The movement from the bed gets faster. I can’t see the bed moving but I can feel it. If I can just slide out then I should be able to make my way to the bathroom. I can nurse my invisible wounds in solitude. I’m resigned to slinking around invisibly until the virus runs it course.

I keep my hands on the bed slats, feeling them move faster as their climax builds. Her moaning is like a dagger to my heart, his pounding driving it deeper. Faster, less space, I can hardly move, faster, pounding, moaning, yelling, no air, no space then bang, the bed slats pounding my head with their climax. Unconscious oblivion.

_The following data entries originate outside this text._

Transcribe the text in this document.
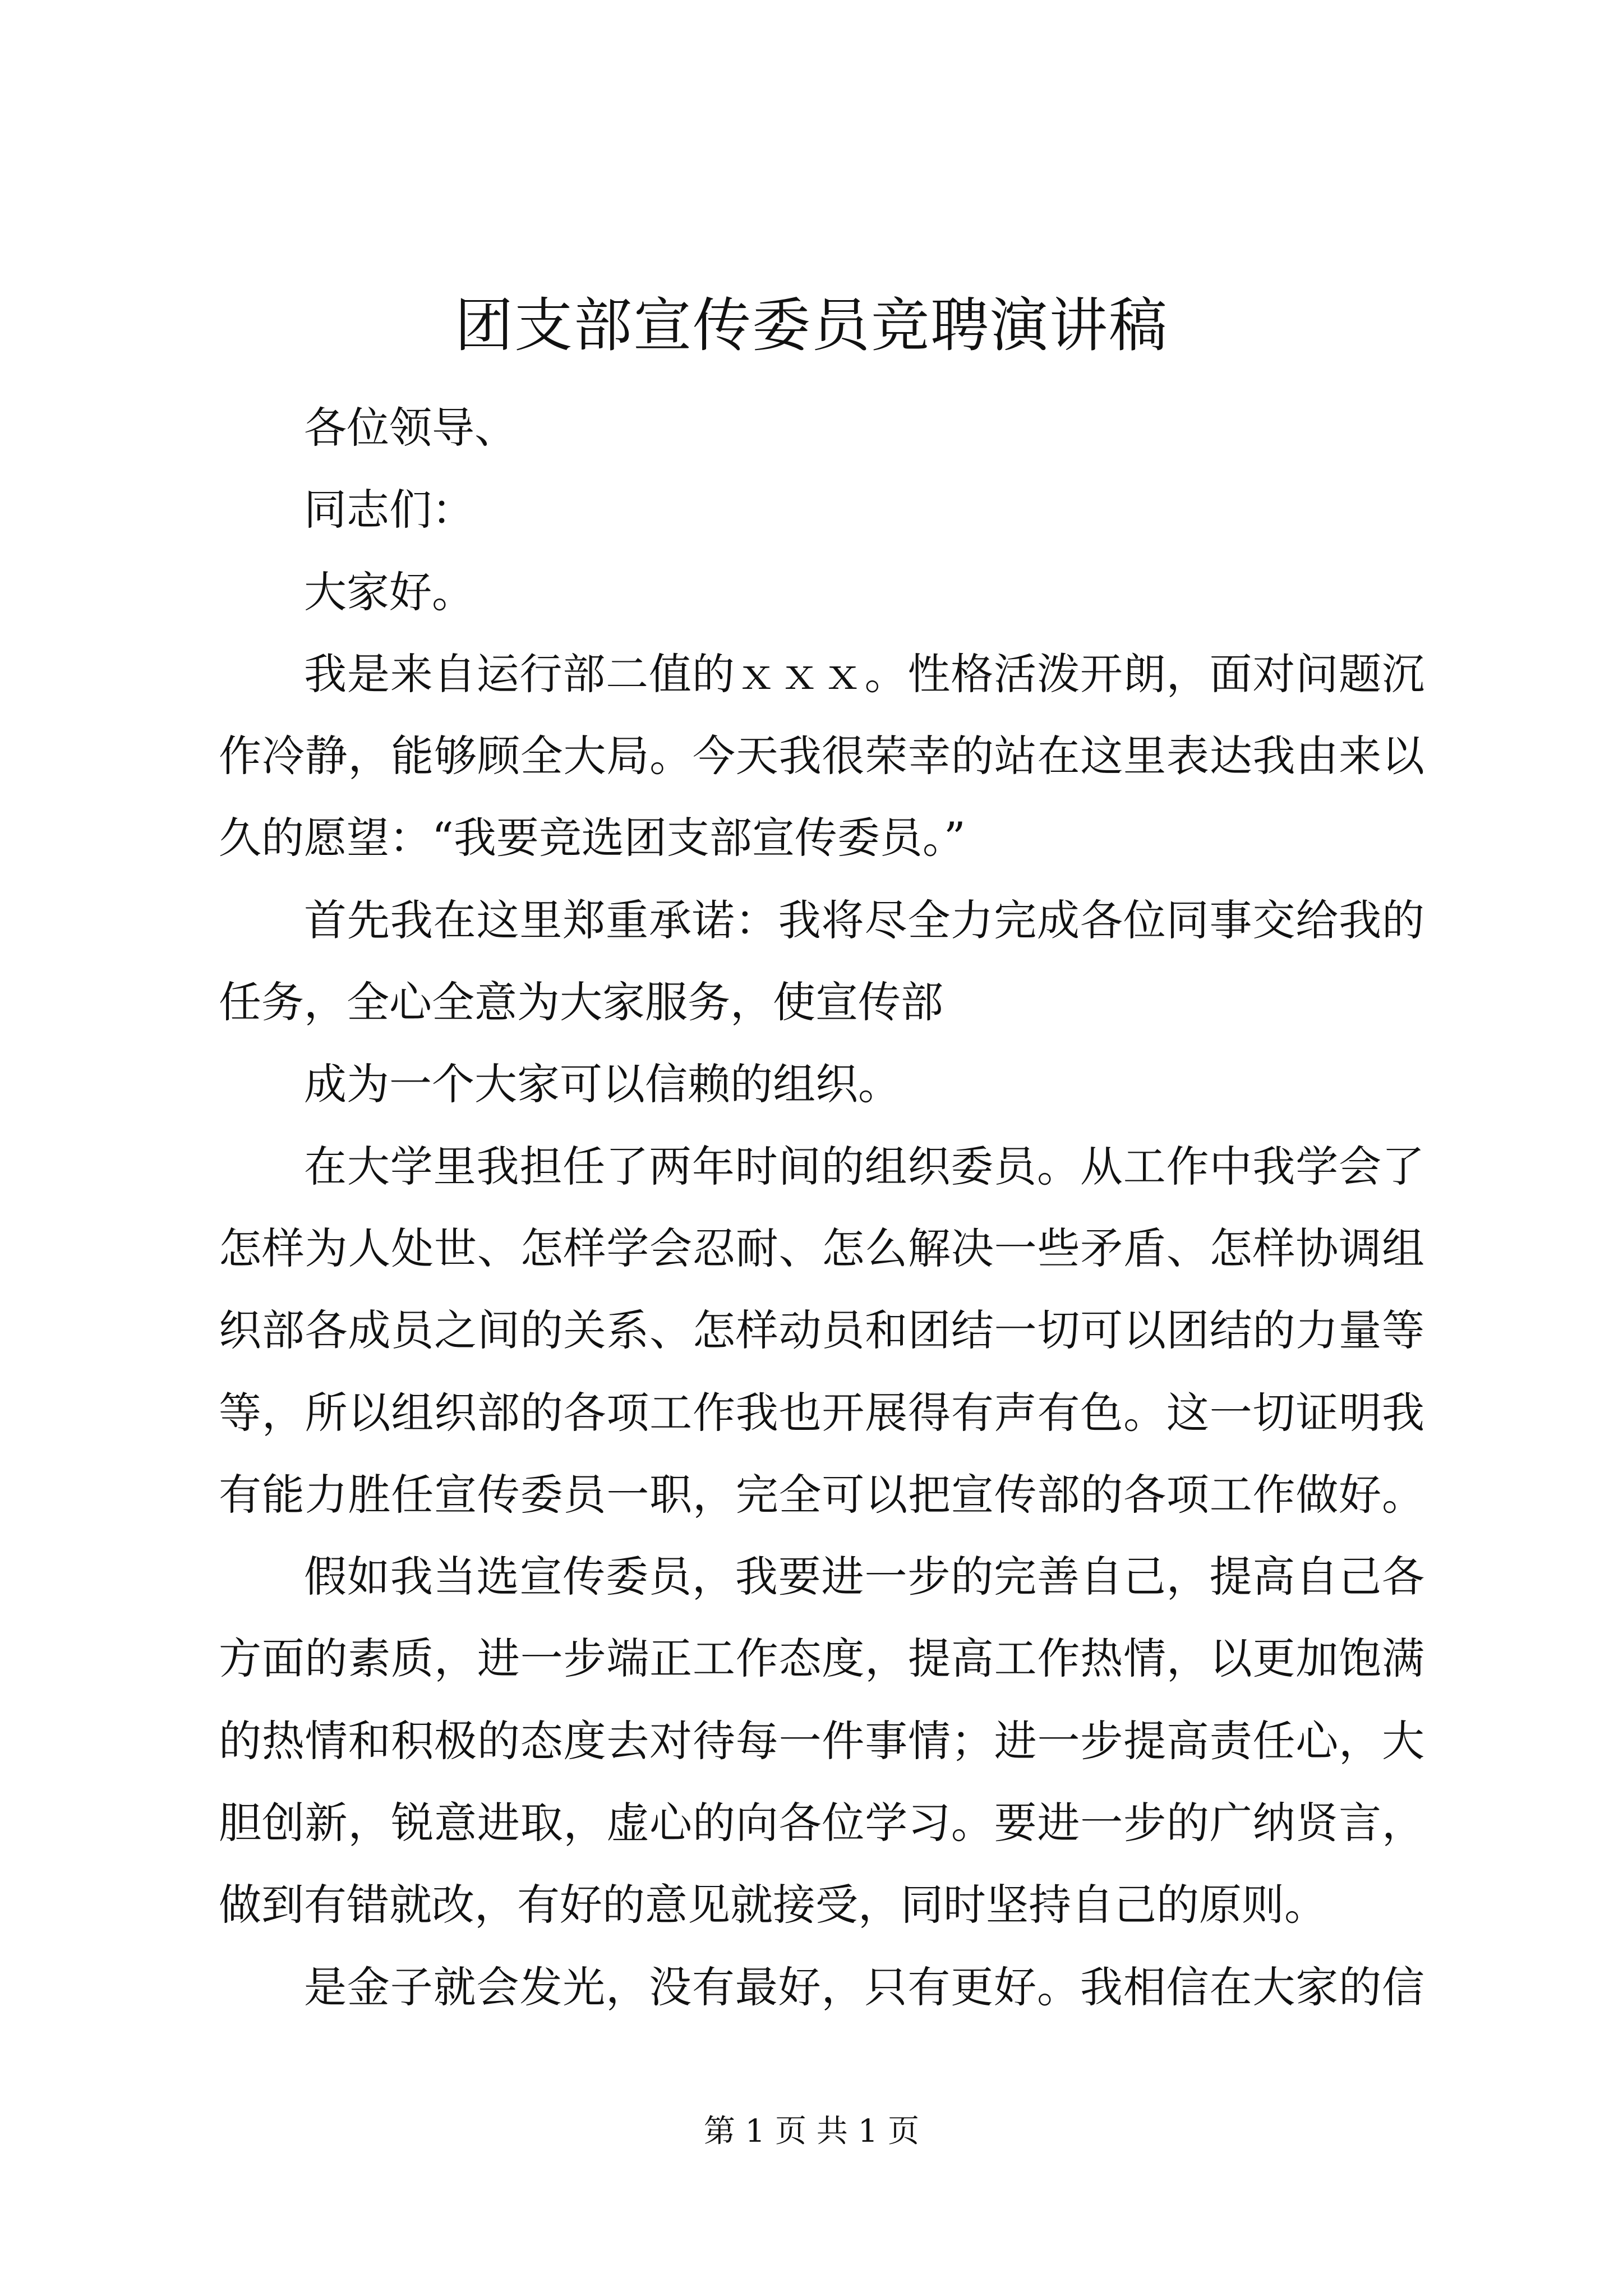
团支部宣传委员竞聘演讲稿
各位领导、
同志们：
大家好。
我是来自运行部二值的ｘｘｘ。性格活泼开朗，面对问题沉
作冷静，能够顾全大局。今天我很荣幸的站在这里表达我由来以
久的愿望：“我要竞选团支部宣传委员。”
首先我在这里郑重承诺：我将尽全力完成各位同事交给我的
任务，全心全意为大家服务，使宣传部
成为一个大家可以信赖的组织。
在大学里我担任了两年时间的组织委员。从工作中我学会了
怎样为人处世、怎样学会忍耐、怎么解决一些矛盾、怎样协调组
织部各成员之间的关系、怎样动员和团结一切可以团结的力量等
等，所以组织部的各项工作我也开展得有声有色。这一切证明我
有能力胜任宣传委员一职，完全可以把宣传部的各项工作做好。
假如我当选宣传委员，我要进一步的完善自己，提高自己各
方面的素质，进一步端正工作态度，提高工作热情，以更加饱满
的热情和积极的态度去对待每一件事情；进一步提高责任心，大
胆创新，锐意进取，虚心的向各位学习。要进一步的广纳贤言，
做到有错就改，有好的意见就接受，同时坚持自己的原则。
是金子就会发光，没有最好，只有更好。我相信在大家的信
第 1 页 共 1 页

I wish I could tell you that it ended well. That I had an out of body experience, that I floated over those two as they tore my life to pieces, my life that was already in shreds. That I floated joyfully away, uncaring into a blissful realm. But it didn’t end well. I lay there until I could be certain they were gone. Hobbled almost, beaten, bruised and bleeding I tended my invisible wounds as best I could. Three days of sightless dragging along the floor between bathroom and bedroom, fearful of her return or the presence of any other human being until my sight returned: until being invisible no longer robbed me of my vision. My fingers, still broken, would probably need to be broken and set. My foot, infected and painful, would heal, but how long until my pride, my invisible unseen feelings, how long would they take to mend?